Two senior economists at the Federal Reserve Bank of Dallas warned on Tuesday the world could be in for a recession longer than the one in 1991 caused by the oil shock following Iraq’s invasion of Kuwait. This contrasted with the IMF perception.

Right now, we are in the continued-conflict scenario and the euro area has the most to lose from this scenario, given its energy dependence, posing a difficult trade-off for the European Central Bank as it tries to control inflation while avoiding a recession.

The larger the blow to growth, the smaller the chances of the ECB starting to boost interest rates in 2022.

The Fed in the continued-war scenario would focus on risks to growth, raising the prospect of fewer rate hikes than expected.

As for the U.S., weaker exports to Europe and the hit from financial conditions, including lower stock prices and bigger premiums on corporate debt will pose a drag on the recovery, but the American shale industry would benefit.

In the heat of war, the outlook for the global economy is highly uncertain.

For the U.K. data earlier today showed the pace of consumer-price rises is now at a new 30-year high.

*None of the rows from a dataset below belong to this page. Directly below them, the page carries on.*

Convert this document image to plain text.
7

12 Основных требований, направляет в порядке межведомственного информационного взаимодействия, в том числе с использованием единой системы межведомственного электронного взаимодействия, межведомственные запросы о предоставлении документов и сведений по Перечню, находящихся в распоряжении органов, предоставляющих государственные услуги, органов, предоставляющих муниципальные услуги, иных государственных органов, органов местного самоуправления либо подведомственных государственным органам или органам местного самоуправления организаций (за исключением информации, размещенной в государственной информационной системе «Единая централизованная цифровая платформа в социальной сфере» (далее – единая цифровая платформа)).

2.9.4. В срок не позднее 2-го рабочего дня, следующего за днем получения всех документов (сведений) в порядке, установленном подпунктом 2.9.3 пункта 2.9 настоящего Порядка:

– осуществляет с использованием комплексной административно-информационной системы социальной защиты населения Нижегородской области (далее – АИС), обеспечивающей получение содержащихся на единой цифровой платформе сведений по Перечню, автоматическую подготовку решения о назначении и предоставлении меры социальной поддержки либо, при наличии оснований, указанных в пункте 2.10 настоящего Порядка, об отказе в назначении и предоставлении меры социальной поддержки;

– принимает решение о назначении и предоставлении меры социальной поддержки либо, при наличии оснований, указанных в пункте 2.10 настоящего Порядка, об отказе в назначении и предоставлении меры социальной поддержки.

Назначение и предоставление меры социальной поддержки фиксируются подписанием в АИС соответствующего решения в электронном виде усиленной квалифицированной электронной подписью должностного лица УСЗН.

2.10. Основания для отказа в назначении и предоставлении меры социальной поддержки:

Chancellor Rishi Sunak will have a crack today at easing the U.K.’s cost of living crisis. Increases in inflation, energy, interest rates and taxes all serve as a backdrop for Sunak’s statement on the economy.

Sunak´s options include a cut to fuel duty and raising the threshold at which people start paying national insurance, a payroll tax that’s set to rise by 1.25 percentage points next month to pay for health and social care costs.

On Tuesday public sector finance statistics showed the budget deficit running 26 billion pounds ($34 billion) below official forecasts for the first 11 months of the tax year. This represents some good news for Sunak and the task he is embarking on.